Temeroso, abaixo a arma e me aproximo outra vez da Em. Mantenho contato visual com o desgraçado e gradativamente sinto o ódio aumentar dentro de mim. Engulo seco e deposito a minha atenção nos machucados que há nas pequenas mãos da garota ao meu lado. A respiração dela está pesada e falha, e em intervalo de alguns segundos, seu corpo parece sofrer um pequeno choque. Eu preciso tirá-la daqui e levá-la ao hospital o mais rápido possível.
__ Por favor, deixe a minha mãe. Você não vai sobreviver se fizer algo a ela.
__ Desde que ela morra, poderei morrer em paz também. Tudo bem que o idiota do Taehyung ficará vivo, mas Sojin é melhor que nada. - balanço a cabeça em negação, descrente por ouvir essa baboseira. - O que? Por que você não tenta me entender? ELES DESTRUÍRAM A MINHA VIDA! Nada mais justo que eu faça o mesmo.
__ Não! Você não pod-
__ Filho, me entenda.
__ NÃO. ME. CHAMA. DE. FILHO. - grito pausadamente. Seguro a mão da Em para não surtar, e acabo despertando-a.
__ So-solta a mi-minha mão. Dói. - ela resmunga, então obedeço rapidamente. Por um instante ela parece não me reconhecer, mas não demora para cair a ficha, pois algumas lágrimas caem. -V-v-vai, ele vai te m-matar.
_Shiiiu, não fala. Eu não vou sem você. - ameaço acariciar seu rosto, mas deixo a minha mão no ar quando dou por mim que isso pode causar dor. - Iremos sair daqui.
__ Sim, vocês irão. Na verdade eu nem sei porque você ainda está aqui. Vá, e leve a Emily para um hospital.
__ Eu não vou sem a minha mãe.
__ Então os dois irão apodrecer aqui. - até agora ele dizia tudo num tom tranquilo e leve, mas essa última vez soou diabólico. Um calafrio percorreu todo o meu corpo.

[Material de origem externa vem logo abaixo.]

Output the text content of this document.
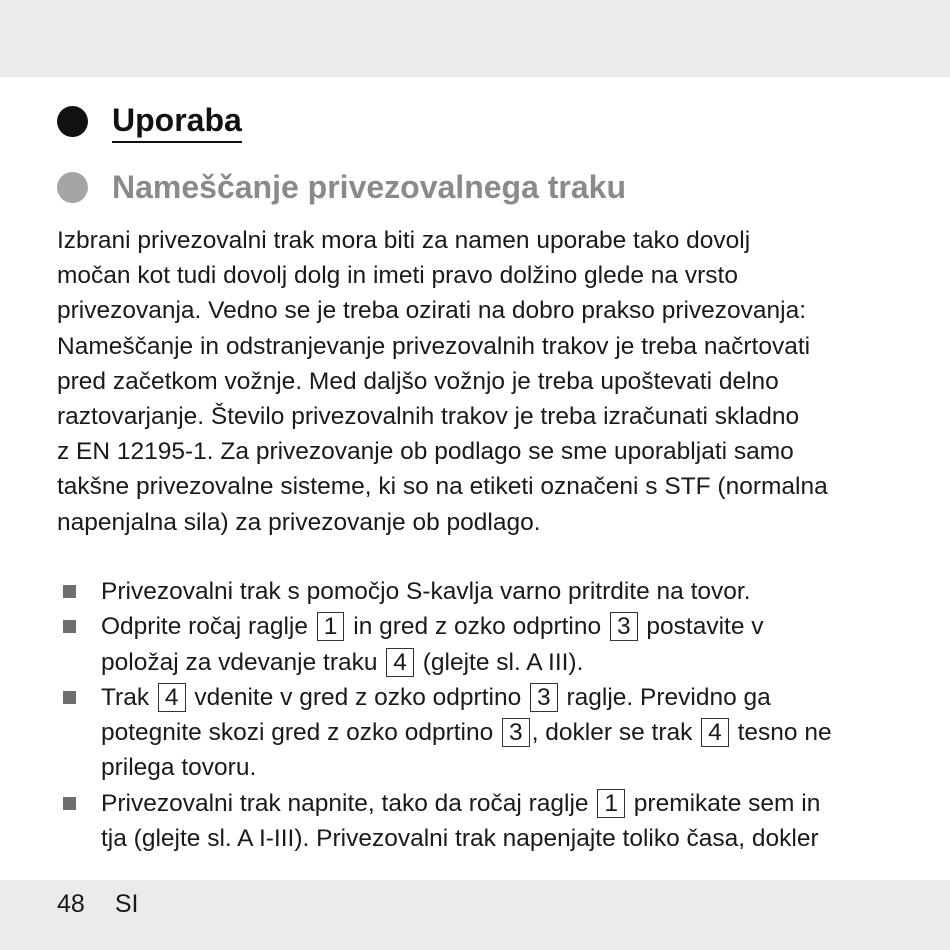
Uporaba
Nameščanje privezovalnega traku

Izbrani privezovalni trak mora biti za namen uporabe tako dovolj
močan kot tudi dovolj dolg in imeti pravo dolžino glede na vrsto
privezovanja. Vedno se je treba ozirati na dobro prakso privezovanja:
Nameščanje in odstranjevanje privezovalnih trakov je treba načrtovati
pred začetkom vožnje. Med daljšo vožnjo je treba upoštevati delno
raztovarjanje. Število privezovalnih trakov je treba izračunati skladno
z EN 12195-1. Za privezovanje ob podlago se sme uporabljati samo
takšne privezovalne sisteme, ki so na etiketi označeni s STF (normalna
napenjalna sila) za privezovanje ob podlago.

Privezovalni trak s pomočjo S-kavlja varno pritrdite na tovor.
Odprite ročaj raglje 1 in gred z ozko odprtino 3 postavite v
položaj za vdevanje traku 4 (glejte sl. A III).
Trak 4 vdenite v gred z ozko odprtino 3 raglje. Previdno ga
potegnite skozi gred z ozko odprtino 3 , dokler se trak 4 tesno ne
prilega tovoru.
Privezovalni trak napnite, tako da ročaj raglje 1 premikate sem in
tja (glejte sl. A I-III). Privezovalni trak napenjajte toliko časa, dokler
48 SI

__ Vamos, larga a minha mãe, agora.
__ Eu não vou fazer isso.
__ Então eu vou ter que te matar.
__ Yo-yoon...p-para...
__ Tudo bem, mas ela também irá morrer.
Mordo o meu lábio inferior com certa força e forço os meus dedos a apertarem o gatilho, mas ao mesmo tempo não tenho forças suficiente pra isso. Ele vai atirar nela se eu atirar, mas eu preciso arriscar. Aponto a arma pra cabeça dele e tento ignorar os resmungos da Emily. Eu preciso tentar. Respiro fundo, sentindo o meu coração bater mais rápido que o normal, e aperto o gatilho. Mas no momento exato alguém afastou o meu braço e o projétil atingiu a parede.
__ ELE DISSE QUE IRÁ MATÁ-LA, VOCÊ NÃO ENTENDEU?
Taehyung me sacudiu como um boneco, e imerso em lágrimas segurou o meu rosto com as duas mãos e olhou no fundo dos meus olhos.
__ Deixa isso comigo.
__ Isso, deixa. O assunto é com ele.
__ Cala a sua...
__ Por favor, vá. Por mim, pela Em, pelos meninos...
__ Eu não posso, não posso. - nego, me rendendo às lágrimas e ao desespero. Eu não posso permitir que ele faça isso. Deve haver outro meio.
__ Não há outro jeito.
Taehyung me empurra para o lado e toma a minha frente. Dae sorri e aponta a arma para ele. Sinto o ar sumir dos meus pulmões quando vejo seu dedo curvar pronto para apertar o gatilho e, sem raciocinar, coloco meu corpo na frente do meu irmão, sentindo no mesmo instante alguns pontos do meu corpo queimar como o inferno.
__ Não, Yoongi, n-não. -
Taehyung segura o meu corpo que pouco a pouco vai perdendo a força, incrédulo e desesperado. Fecho os olhos por um segundo quando ouço disparos. Por sentir que o Taehyung ainda está me segurando, abro os olhos e vejo Monster com a arma apontada na direção do Dae. Ele finalmente morreu??!
__ Por que você fez isso? Por que? - Tae dispara contra o meu rosto. - Meu Deus, ele acertou pontos vitais. Precisamos ir para um hospital agora. Por que, Yoongi?
__ E-eu prometi que sempre iria te prot-teger, lembra? - sorrio. Eu jurei isso aos 9 anos de idade. - Uma promessa como essa nunca pode ser quebrada.